In this section three commonly used types of omics data will be described, namely genome sequencing, transcriptomics (RNA sequencing and microarrays), and mass spectrometry (MS)-based proteomics.
Genome sequencing is used for determining the order of the complete set of nucleotides present in an organism. The comparative analysis of the genome of a strain or a multicellular organism in relation to a reference genome is referred to as “resequencing,” which enables identification of the complete genotype and its variation between individuals. This includes both small mutations, such as single nucleotide polymorphisms (SNPs) and short insertions/deletions (indels), and larger structural variations such as genome rearrangements and copy number alterations [6]. The resulting information, containing a list of all identified genetic variants, is often subjected to integrative analysis in order to provide a biological context where the genotype can be linked to a phenotype [7]. Whole-genome and exome resequencing are important techniques for the study of human disease [8], and in, for example, cancer, the set of germline and somatic mutations are often good predictors of the tumor phenotype, including aggressiveness, ability to metastasize, and drug resistance [9].

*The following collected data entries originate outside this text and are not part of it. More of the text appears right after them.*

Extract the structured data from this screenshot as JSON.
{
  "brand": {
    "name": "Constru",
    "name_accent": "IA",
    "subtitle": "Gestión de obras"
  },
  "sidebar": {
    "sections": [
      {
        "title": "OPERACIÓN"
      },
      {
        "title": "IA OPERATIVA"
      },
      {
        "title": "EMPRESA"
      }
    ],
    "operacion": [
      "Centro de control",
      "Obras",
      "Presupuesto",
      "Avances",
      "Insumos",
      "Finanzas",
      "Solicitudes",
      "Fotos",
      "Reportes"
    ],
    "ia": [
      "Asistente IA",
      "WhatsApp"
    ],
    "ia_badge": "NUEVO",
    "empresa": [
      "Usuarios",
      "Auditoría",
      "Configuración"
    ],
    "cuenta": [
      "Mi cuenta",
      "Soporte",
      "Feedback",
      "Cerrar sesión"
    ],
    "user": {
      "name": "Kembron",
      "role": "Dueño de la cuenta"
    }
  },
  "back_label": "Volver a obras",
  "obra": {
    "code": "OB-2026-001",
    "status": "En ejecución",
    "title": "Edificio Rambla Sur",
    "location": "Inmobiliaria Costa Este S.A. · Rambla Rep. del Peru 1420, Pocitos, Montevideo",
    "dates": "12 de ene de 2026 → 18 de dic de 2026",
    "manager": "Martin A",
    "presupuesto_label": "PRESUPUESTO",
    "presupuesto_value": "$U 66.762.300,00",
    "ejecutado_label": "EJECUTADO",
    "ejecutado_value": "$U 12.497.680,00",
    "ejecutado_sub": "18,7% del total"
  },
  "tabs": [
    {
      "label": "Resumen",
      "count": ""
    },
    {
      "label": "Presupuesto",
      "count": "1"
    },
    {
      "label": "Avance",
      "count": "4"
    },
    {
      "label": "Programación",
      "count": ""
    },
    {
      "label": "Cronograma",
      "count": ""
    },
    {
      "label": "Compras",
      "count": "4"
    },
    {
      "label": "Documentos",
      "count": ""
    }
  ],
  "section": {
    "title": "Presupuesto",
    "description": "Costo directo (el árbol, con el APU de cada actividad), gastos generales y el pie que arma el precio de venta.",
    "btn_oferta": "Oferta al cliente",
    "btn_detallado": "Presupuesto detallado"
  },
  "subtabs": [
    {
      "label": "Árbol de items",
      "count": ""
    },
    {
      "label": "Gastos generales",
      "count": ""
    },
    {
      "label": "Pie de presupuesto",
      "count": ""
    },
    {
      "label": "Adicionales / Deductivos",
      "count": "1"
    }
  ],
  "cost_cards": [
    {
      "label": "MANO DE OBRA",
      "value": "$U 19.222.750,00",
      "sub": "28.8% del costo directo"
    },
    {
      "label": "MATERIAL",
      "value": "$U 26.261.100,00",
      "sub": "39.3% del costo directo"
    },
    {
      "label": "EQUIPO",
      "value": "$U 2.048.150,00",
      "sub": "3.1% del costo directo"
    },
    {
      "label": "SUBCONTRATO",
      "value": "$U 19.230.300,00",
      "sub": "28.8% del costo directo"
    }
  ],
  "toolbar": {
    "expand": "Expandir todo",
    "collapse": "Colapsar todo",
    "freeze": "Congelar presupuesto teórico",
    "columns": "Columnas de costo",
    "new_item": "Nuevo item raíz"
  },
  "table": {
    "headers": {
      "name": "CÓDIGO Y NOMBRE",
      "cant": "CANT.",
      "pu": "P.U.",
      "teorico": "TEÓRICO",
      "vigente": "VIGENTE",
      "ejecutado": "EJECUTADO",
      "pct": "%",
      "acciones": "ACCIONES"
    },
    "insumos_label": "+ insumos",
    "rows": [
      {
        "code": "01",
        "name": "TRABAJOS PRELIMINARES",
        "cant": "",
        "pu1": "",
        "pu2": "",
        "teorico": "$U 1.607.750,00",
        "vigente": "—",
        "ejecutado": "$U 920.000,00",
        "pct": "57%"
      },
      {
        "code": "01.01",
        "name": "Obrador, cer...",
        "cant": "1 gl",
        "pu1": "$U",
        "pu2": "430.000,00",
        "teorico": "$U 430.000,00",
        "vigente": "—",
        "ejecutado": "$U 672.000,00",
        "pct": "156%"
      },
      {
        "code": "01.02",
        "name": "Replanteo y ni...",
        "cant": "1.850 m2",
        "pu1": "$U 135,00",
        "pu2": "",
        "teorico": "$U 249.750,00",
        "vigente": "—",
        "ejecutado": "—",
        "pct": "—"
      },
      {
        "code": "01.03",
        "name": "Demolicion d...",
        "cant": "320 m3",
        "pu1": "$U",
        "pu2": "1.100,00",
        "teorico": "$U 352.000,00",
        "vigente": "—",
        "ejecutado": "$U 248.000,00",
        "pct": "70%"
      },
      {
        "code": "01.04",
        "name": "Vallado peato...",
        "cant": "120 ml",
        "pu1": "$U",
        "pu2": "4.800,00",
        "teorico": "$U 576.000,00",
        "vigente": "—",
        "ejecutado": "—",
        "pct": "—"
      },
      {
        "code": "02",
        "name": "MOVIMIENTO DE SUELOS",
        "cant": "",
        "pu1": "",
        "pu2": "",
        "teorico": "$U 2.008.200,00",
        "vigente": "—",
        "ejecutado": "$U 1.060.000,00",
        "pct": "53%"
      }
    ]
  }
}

Transcriptomics is the large-scale analysis of gene expression at the transcript level. Modern transcriptomics is based on RNA-seq, which is the process where RNA is reversed-transcribed into complementary DNA (cDNA) and then sequenced en masse [10]. From the resulting data, the relative abundance of expressed mRNA and other functional noncoding RNA can be estimated. RNA-seq can also provide detailed information about alternative splicing and expression of isoforms as well as antisense transcription [11]. Analogous to transcriptomics, proteomics is the study of the gene expression but at the protein level. Large-scale proteomics data is generated by bottom-up tandem MS (shotgun proteomics), where a mixture of proteins extracted from a sample is first enzymatically digested (using, e.g., trypsin) followed by peptide separation using liquid chromatography. The peptides are then subjected to two consecutive mass spectrometry runs where the individual peptides are first separated and then fragmented to generate a set of mass spectra. The resulting data provides information about the peptide sequences and their relative abundance in the sample [12]. Proteomics can also be used to study post-translational modifications, such as phosphorylation and ubiquitination [13]. Integrative analysis of transcriptomic and proteomic data has long been popular to study and interpret differences in gene expression between tissues and individuals, as well as medical, environmental, or experimental conditions [14, 15].

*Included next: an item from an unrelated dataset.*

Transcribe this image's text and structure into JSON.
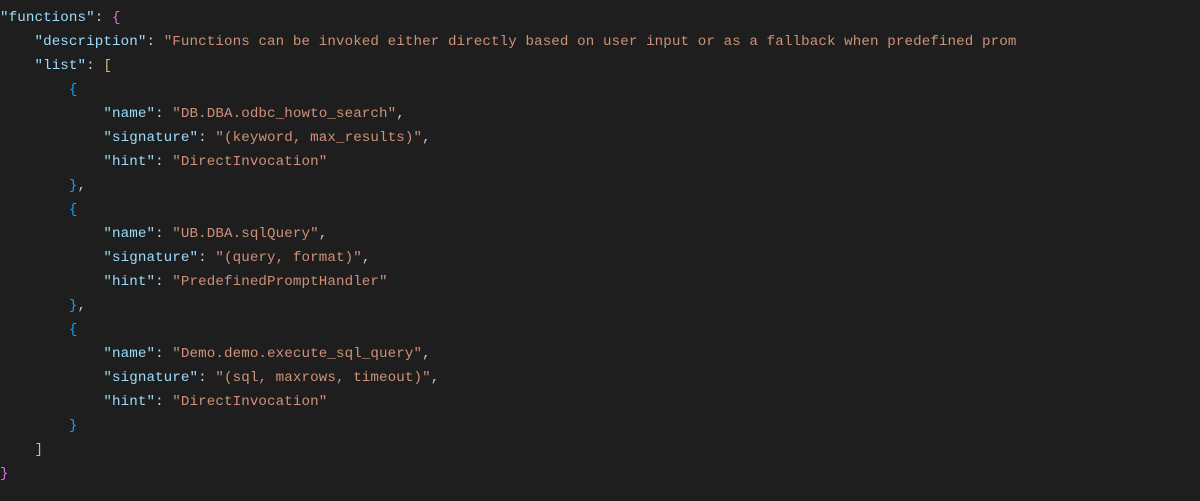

The recently introduced next-generation sequencing (NGS) technology has revolutionized large-scale characterization of DNA [16]. In contrast to the traditional Sanger sequencing, which is inherently a serial process, NGS is massively parallel and can characterize billions of DNA fragments simultaneously. This has enabled rapid and cost-efficient generation of vast volumes of DNA sequence data, and, consequently, genome resequencing and transcriptomics are today almost exclusively based on NGS. There are several NGS platforms available, and they all have differences in their performance and characteristics [17]. The Illumina platform uses a sequencing-by-synthesis approach where fluorescence-tagged nucleotides are consecutively incorporated to form the reverse strand of single-stranded DNA fragments. Each incorporated base is registered using a camera, which provides information about the nucleotide sequence of billions of fragments simultaneously. The Illumina sequencing technique has a high throughput, where one single run can generate more than 1 terabase of sequence data. The length of the generated reads are however relatively short (currently 100–300 bases) [18]. The IonTorrent platform also applies sequencing-by-synthesis scheme, but the incorporated bases are instead registered by semiconductor measurement of fluctuations in pH resulting from the release of hydrogen ions [17]. The IonTorrent platform provides quick sequencing runs and can generate reads up to 400 bases but has a lower throughput that the Illumina platform. A third commonly used platform is Pacific Bioscience (PacBio), which uses a sequencing technique where fluorescence pulses of the incorporated tagged nucleotides are detected in real time [18]. PacBio can generate sequence reads up to 20 000 bases but has still a limited throughput compared to the Illumina and IonTorrent platforms [19].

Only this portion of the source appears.